Второй брат, Николай, рано сел. Сестру Веру, прозванную нянькой за вечную заботу о младших, тоже не минула чаша сия, и в пятьдесят третьем она была освобождена Великой амнистией из Таганской тюрьмы, куда попала за спекуляцию.
Матерям, не разгибавшим спины с утра до ночи в совхозе, было не до сыновей. Так и росли пацаны, как бурьян – без отцовского ремня и мамкиной ласки. Воспитателем и педагогом стала улица. Учила и наставляла. И вот, теперь, требовала от них сдать свой первый экзамен.
Рыка рассказал все. Даже то, о чем можно было и не говорить. Витька делал вид, что никто из присутствующих ему не знаком и нес такую ахинею, что Толик едва не расхохотался.
После этого всех отправили в одну камеру.
– Ну что, Сэмэн, сдал корешей? – Толик подошел к Семе.
– Ну чего я тут один сижу и сижу? Скучно без вас стало, пацаны… – Рыка сам улыбнулся обезоруживающему своей непосредственностью доводу.
Малина все же съездил ему разок по зубам. Дал бы еще, но Толик остановил:
– Брось, Витек! Чего уж теперь… – прошелся до шконки, сел. – Эх, покурить бы! А, пацаны? Короче, дела хреновые. Ну, хоть вместе будем, все легче в колонии.
– Что, думаешь – посадят? – осторожно спросил Рыка, вытирая разбитую губу.
– Нет, Сема – наградят. "И выдали Ванечке клифт полосатый, с бубновым тузом на спине!" – пропел Толик. – Помнишь, братуха мой пел, Колян? Как пить дать, закроют…

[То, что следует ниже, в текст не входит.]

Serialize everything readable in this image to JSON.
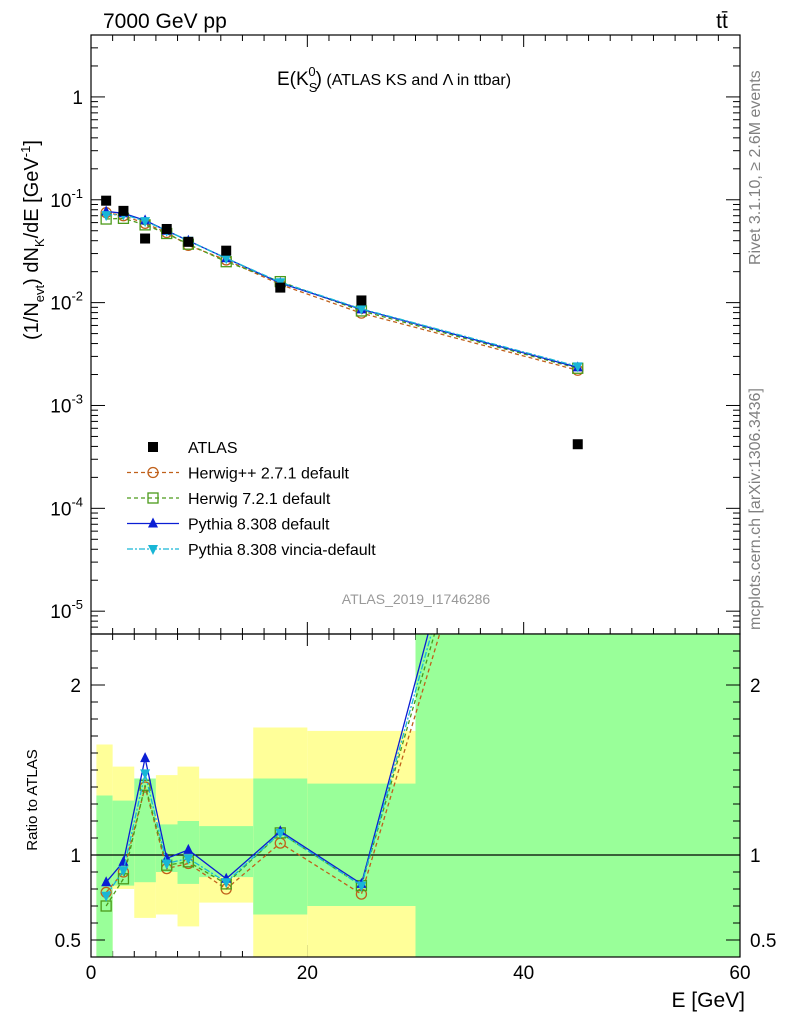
{
  "header": {
    "left": "7000 GeV pp",
    "right": "tt̄"
  },
  "side_labels": {
    "rivet": "Rivet 3.1.10, ≥ 2.6M events",
    "mcplots": "mcplots.cern.ch [arXiv:1306.3436]"
  },
  "chart_data": {
    "type": "scatter",
    "title_main": "E(K",
    "title_sup": "0",
    "title_sub": "S",
    "title_close": ")",
    "title_rest": " (ATLAS KS and Λ in ttbar)",
    "analysis_tag": "ATLAS_2019_I1746286",
    "x_label": "E [GeV]",
    "y_label": "(1/N_evt) dN_K/dE [GeV^-1]",
    "ratio_label": "Ratio to ATLAS",
    "xlim": [
      0,
      60
    ],
    "ylim": [
      6e-06,
      4
    ],
    "y_scale": "log",
    "ratio_ylim": [
      0.4,
      2.3
    ],
    "x_ticks": [
      "0",
      "20",
      "40",
      "60"
    ],
    "x_tick_values": [
      0,
      20,
      40,
      60
    ],
    "y_ticks": [
      "1",
      "10^-1",
      "10^-2",
      "10^-3",
      "10^-4",
      "10^-5"
    ],
    "y_tick_values": [
      1,
      0.1,
      0.01,
      0.001,
      0.0001,
      1e-05
    ],
    "ratio_ticks": [
      "2",
      "1",
      "0.5"
    ],
    "ratio_tick_values": [
      2,
      1,
      0.5
    ],
    "bin_edges": [
      0.5,
      2,
      4,
      6,
      8,
      10,
      15,
      20,
      30,
      60
    ],
    "x": [
      1.4,
      3,
      5,
      7,
      9,
      12.5,
      17.5,
      25,
      45
    ],
    "data": {
      "name": "ATLAS",
      "color": "#000000",
      "values": [
        0.098,
        0.078,
        0.042,
        0.052,
        0.039,
        0.032,
        0.014,
        0.0105,
        0.00042
      ]
    },
    "band_yellow": {
      "color": "#ffff99",
      "lo": [
        0.35,
        0.8,
        0.63,
        0.65,
        0.58,
        0.72,
        0.4,
        0.4,
        0.4
      ],
      "hi": [
        1.65,
        1.52,
        1.43,
        1.47,
        1.52,
        1.45,
        1.75,
        1.73,
        2.3
      ]
    },
    "band_green": {
      "color": "#99ff99",
      "lo": [
        0.4,
        0.82,
        0.84,
        0.9,
        0.83,
        0.87,
        0.65,
        0.7,
        0.4
      ],
      "hi": [
        1.35,
        1.32,
        1.45,
        1.18,
        1.2,
        1.17,
        1.45,
        1.42,
        2.3
      ]
    },
    "series": [
      {
        "name": "Herwig++ 2.7.1 default",
        "color": "#c0601a",
        "dash": "4,3",
        "marker": "circle",
        "values": [
          0.075,
          0.07,
          0.059,
          0.048,
          0.036,
          0.026,
          0.015,
          0.0079,
          0.0022
        ],
        "ratio": [
          0.78,
          0.9,
          1.4,
          0.92,
          0.95,
          0.8,
          1.07,
          0.77,
          5.0
        ]
      },
      {
        "name": "Herwig 7.2.1 default",
        "color": "#4c9a1a",
        "dash": "4,3",
        "marker": "square",
        "values": [
          0.065,
          0.066,
          0.057,
          0.047,
          0.037,
          0.025,
          0.016,
          0.0083,
          0.0023
        ],
        "ratio": [
          0.7,
          0.86,
          1.41,
          0.94,
          0.96,
          0.83,
          1.13,
          0.82,
          5.2
        ]
      },
      {
        "name": "Pythia 8.308 default",
        "color": "#0a1ed4",
        "dash": "",
        "marker": "triangle-up",
        "values": [
          0.077,
          0.074,
          0.063,
          0.05,
          0.04,
          0.027,
          0.0155,
          0.0086,
          0.00235
        ],
        "ratio": [
          0.84,
          0.96,
          1.57,
          0.98,
          1.03,
          0.86,
          1.14,
          0.83,
          5.6
        ]
      },
      {
        "name": "Pythia 8.308 vincia-default",
        "color": "#19b6d6",
        "dash": "6,2,2,2",
        "marker": "triangle-down",
        "values": [
          0.071,
          0.072,
          0.062,
          0.05,
          0.04,
          0.027,
          0.0158,
          0.0087,
          0.0024
        ],
        "ratio": [
          0.76,
          0.91,
          1.48,
          0.95,
          0.98,
          0.84,
          1.13,
          0.82,
          5.4
        ]
      }
    ]
  }
}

Пошли по сто шестьдесят второй, дали всем поровну, невзирая на заслуги. А осенью, теплый ноябрь 1957, амнистией в ознаменование 40-летия Великой Октябрьской социалистической революции, открыл ворота Белореченской колонии для несовершеннолетних, выпуская друзей на волю.
Пацаны, в телогрейках и сапогах, с "сидорами" за плечами, стояли и вдыхали не по-осеннему теплый воздух свободы.
– На вокзал? – риторический вопрос задал Рыка.
– Ну а куда ж? До дома, до хаты. – Толик поправил ремень тощего "сидора". – Только, вот что… Давайте на крыше вагона поедем? Тепло же. А на проездные папирос купим.
– Ништяк! Айда до вокзала.
Вечером Толик открывал тяжелую дверь единственного в станице ресторана. Глазами обвел небольшой зал, нашел брата воседавшего с двумя дружками за столом и направился к нему. Брата Толика, Колю-Моряка, знали все, любили и побаивались. Любили (особенно женщины) за веселый нрав его, привычку к шуткам-прибауткам и непременную тельняшку, благодаря которой он получил свое прозвище. А побаивались – за две судимости и бесшабашную смелость в драках.